J’avais 10 ans quand un ami de mon père, voulant nous ramener à Akkar, demanda à ma mère de poser sur sa tête un léger voile, question de franchir en sécurité les barrages érigés. Le chemin fut si long. Il fut, si je ne me trompe pas, le début d’une prise de conscience d’un changement spatial qui a prescrit, dans sa brutalité, les composantes chaotiques du monde.
Puis, il fut les événements transmis à la radio, dans les récits des adultes avant que mon frère ne s’engage dans l’armée libanaise où commencèrent les longues et vraies attentes de sa rentrée au foyer familial.
Ces bribes de souvenirs empreignant la mémoire en camouflant d’autres dont le déni révèle la profondeur d’une anxiété qui a scellé mon existence, mais qui m’a appris à y survivre.
La Guerre civile a-t-elle laissé des traces dans votre vie aujourd’hui? Si oui, lesquelles?
La peur. L’angoisse. L’anxiété. Et j’en passe.

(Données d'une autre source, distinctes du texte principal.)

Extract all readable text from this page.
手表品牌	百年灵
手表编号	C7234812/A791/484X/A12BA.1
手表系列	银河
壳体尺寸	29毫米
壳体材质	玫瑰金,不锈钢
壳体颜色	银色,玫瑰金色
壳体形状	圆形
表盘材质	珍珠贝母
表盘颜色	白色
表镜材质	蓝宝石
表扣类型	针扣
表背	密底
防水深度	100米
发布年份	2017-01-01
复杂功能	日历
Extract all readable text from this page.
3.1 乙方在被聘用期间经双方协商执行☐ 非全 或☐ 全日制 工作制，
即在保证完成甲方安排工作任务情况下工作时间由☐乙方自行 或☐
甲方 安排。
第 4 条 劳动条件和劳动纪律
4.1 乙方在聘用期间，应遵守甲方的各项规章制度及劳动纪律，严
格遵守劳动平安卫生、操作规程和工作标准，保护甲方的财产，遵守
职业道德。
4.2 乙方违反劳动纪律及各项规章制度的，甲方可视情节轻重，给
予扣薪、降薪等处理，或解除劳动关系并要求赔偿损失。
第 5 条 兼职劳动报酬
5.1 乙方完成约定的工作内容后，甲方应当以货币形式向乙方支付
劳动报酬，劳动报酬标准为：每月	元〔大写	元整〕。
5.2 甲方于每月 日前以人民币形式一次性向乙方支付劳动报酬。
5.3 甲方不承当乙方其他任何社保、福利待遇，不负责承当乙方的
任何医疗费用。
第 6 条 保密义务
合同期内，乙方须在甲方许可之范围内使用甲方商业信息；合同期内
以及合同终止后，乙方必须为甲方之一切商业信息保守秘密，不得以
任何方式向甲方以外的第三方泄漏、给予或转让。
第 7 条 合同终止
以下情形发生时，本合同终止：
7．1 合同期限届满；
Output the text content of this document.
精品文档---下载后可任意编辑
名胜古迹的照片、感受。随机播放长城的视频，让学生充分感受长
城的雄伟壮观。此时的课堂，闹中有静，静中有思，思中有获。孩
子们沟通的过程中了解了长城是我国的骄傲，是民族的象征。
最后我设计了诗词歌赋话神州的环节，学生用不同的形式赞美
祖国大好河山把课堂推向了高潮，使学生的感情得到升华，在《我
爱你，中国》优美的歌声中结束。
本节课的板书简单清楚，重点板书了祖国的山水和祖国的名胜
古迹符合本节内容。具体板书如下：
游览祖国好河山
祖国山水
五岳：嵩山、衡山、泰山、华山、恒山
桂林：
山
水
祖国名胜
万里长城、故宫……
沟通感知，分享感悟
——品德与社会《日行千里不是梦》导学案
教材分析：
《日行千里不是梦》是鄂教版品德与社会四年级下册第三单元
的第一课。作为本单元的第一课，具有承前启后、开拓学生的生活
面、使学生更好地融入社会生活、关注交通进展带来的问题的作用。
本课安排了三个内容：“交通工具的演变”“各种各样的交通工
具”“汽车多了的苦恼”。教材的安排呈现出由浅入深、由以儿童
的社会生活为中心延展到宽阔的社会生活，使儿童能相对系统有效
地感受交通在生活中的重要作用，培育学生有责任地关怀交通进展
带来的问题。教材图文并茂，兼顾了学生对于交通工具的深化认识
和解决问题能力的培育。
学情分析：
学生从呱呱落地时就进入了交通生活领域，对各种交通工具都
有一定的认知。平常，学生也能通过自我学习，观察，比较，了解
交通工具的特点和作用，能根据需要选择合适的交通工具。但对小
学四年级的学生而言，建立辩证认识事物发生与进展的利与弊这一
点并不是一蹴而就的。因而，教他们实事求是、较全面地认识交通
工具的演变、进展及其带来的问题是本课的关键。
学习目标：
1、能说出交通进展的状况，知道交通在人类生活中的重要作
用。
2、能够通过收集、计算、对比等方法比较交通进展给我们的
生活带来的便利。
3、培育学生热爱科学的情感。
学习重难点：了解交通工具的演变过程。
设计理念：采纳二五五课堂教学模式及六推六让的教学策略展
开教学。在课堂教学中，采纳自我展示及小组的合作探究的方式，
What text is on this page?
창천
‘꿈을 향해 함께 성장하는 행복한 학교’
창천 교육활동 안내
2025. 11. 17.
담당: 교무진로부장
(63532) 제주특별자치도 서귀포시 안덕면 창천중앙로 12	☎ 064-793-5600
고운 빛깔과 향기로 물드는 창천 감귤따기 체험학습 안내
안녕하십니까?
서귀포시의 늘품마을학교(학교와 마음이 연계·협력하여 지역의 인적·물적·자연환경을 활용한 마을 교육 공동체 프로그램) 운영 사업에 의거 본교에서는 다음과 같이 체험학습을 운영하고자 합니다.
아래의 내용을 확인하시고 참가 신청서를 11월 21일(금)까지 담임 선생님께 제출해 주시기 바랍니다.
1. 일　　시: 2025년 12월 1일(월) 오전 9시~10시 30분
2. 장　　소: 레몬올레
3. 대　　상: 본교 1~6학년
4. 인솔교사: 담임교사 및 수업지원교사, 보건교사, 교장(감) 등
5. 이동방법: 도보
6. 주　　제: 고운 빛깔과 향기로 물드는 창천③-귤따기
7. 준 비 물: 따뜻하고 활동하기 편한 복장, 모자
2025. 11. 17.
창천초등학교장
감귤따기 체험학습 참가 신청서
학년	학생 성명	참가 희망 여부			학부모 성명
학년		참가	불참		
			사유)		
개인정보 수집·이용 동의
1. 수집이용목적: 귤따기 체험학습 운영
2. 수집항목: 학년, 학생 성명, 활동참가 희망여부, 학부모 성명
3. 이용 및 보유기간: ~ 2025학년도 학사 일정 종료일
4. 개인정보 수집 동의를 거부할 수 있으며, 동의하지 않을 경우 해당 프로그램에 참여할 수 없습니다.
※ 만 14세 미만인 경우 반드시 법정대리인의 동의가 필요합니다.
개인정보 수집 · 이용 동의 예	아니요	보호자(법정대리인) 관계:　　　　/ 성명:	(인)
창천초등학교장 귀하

Mes blessures et mes handicaps n’étaient pas physiques et pourtant.
Maintenant, je me demande à quel point un.e enfant s’en sort indemne quand son quotidien est imbibé de récits de guerre. Cela a pris un travail sur soi énorme avant de comprendre que l’autre est aussi moi. Les histoires des grandes personnes sur la guerre, les diffusions radiophoniques, l’érection des barrages et des points de contrôle (checkpoints), la peur de l’autre « inconnu » et de l’ « inconnu » de l’autre n’ont fait qu’approfondir le gouffre entre moi et mes semblables.
Mes questionnements sur la vanité de cette peur, sur l’absurdité de la haine envers mes compatriotes ont surgi tôt : depuis mon adolescence. Ils ont été nourris par mes études universitaires. Mon immigration au Québec a joué un rôle majeur dans l’acceptation de la différence quelle qu’elle soit. J’ai appris la tolérance, l’empathie, la grandeur d’être à l’écoute de l’autre sans permettre aux préjugés de prendre place.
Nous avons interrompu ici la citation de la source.